LH: I had to hone the ability to tune out a lot of noise. Before I had kids, I would crank up my stereo and dance around my apartment in my underwear while painting. I had long silent spaces to think coherent thoughts and write them down. Now, it’s like being constantly under assault, with the yapping and the squealing and the toys being thrown over the gate we have erected around the perimeter of the computer desk. I think in fragments and rarely have the time to write them down. So I put on my “tune out” helmet and now find I can Zen-out amidst chaos…most of the time.
CC: What do you struggle with most?
LH: Guilt. The guilt of not creating when I try to be a mom. The guilt of not being a mom when I’m trying to create. The guilt of feeling like a crappy artist when I try to rush through a creative project just to get it done. Not to mention the guilt I feel for not being able to be all things at once. Marketing makes it look easy to “have it all,” doesn’t it? We can wear our babies to the coffee shop after yoga class where we can bang out another chapter on our novel, take them to the park, whip up an optimally nutritious meal, teach our children some brilliant skill or new language and then have them delightfully fingerpaint on the floor next to us as we finish our own masterpiece? Did I mention we’re supposed to be cool and stylish at all times as well? I’m in awe of creative moms who can crochet a sweater while breastfeeding or create their crafts while rattling off their kid’s math problems, but I don’t know if I have fully forgiven myself for not being one of them.
CC: Where do you find inspiration?
LH: When I see women older than me actively involved in life.
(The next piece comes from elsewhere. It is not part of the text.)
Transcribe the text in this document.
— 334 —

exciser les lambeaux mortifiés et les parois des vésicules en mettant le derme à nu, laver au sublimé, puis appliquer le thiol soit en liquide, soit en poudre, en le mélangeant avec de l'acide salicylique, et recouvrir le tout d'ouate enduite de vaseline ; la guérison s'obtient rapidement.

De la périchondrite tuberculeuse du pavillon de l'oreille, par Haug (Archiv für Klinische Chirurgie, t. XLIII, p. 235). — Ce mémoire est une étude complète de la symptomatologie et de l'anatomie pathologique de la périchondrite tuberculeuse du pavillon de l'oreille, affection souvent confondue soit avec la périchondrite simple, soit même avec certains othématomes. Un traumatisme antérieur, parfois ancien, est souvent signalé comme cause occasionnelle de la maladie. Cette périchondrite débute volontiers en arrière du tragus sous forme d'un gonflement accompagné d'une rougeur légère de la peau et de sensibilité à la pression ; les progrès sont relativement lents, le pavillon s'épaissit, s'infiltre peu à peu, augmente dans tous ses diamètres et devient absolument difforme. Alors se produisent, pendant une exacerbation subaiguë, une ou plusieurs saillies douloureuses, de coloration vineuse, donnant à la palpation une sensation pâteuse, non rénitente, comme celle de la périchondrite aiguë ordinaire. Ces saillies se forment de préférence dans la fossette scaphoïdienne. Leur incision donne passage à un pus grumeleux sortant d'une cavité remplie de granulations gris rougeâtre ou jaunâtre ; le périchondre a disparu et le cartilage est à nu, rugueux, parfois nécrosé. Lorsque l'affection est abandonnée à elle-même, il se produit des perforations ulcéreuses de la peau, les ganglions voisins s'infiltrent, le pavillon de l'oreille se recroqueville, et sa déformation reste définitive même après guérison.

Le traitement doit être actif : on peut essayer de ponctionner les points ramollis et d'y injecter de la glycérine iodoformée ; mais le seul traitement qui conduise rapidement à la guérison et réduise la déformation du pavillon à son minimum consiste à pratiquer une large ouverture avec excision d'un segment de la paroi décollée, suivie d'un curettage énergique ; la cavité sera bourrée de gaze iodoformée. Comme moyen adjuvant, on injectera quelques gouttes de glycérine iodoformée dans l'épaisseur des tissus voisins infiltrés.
Anytime I see a mom with kids say she just finished her novel, or went back to school. It reminds me to slow down and take the toddler years slowly. Creative life is not over after kids. It just takes a backseat for awhile.
CC: What are your top 5 favorite blogs?
LH: Most of the blogs I keep up with are personal blogs of family and friends. I always check the Algonquin Area Writer’s Group, Damian Daily, (thanks again for the nod, hon!), and Bluestalking Reader (the latter two are Creative Construction participants and members and heads of the AAWG). For a laugh, and a little guilty pleasure, I check out What Would Tyler Durden Do too — he makes fun of celebrities. True or not — who cares. It’s often hilarious.
CC: What is your greatest indulgence?
LH: I always (by always, I mean once a week) buy a few bottles of 2-buck Chuck Shiraz and a chocolate truffle bar at Trader Joe’s.
CC: What are you reading right now?
LH: I am reading Eat Pray Love by Elizabeth Gilbert to offset the emotional damage I sustained while reading The Road by Cormac McCarthy. My book club’s November selection is The Satanic Verses by Salman Rushdie.
CC: What advice would you offer to other mothers struggling to find the time and means to be more creative?
LH: Give yourself a break. When you find you have free time, go for it! But you know what? If you don’t, don’t sweat it — you will. If you live in the present instead of fretting about all the projects and dinners you’re trying to juggle, you’ll start enjoying your time with your kids more and you’ll be able to recognize and utilize your pockets of free time. Sometimes you have to put your art on the back burner and take care of your kids while they need you. Baby & Toddlerhood is a temporary condition, mommas, remember that. They’ll all be in school soon, right? And we’ll have a few hours every day in which to get to know ourselves again. Eyes on the prize, ladies…eyes on the prize.
CC: Wonderful advice, Liz. Thank you.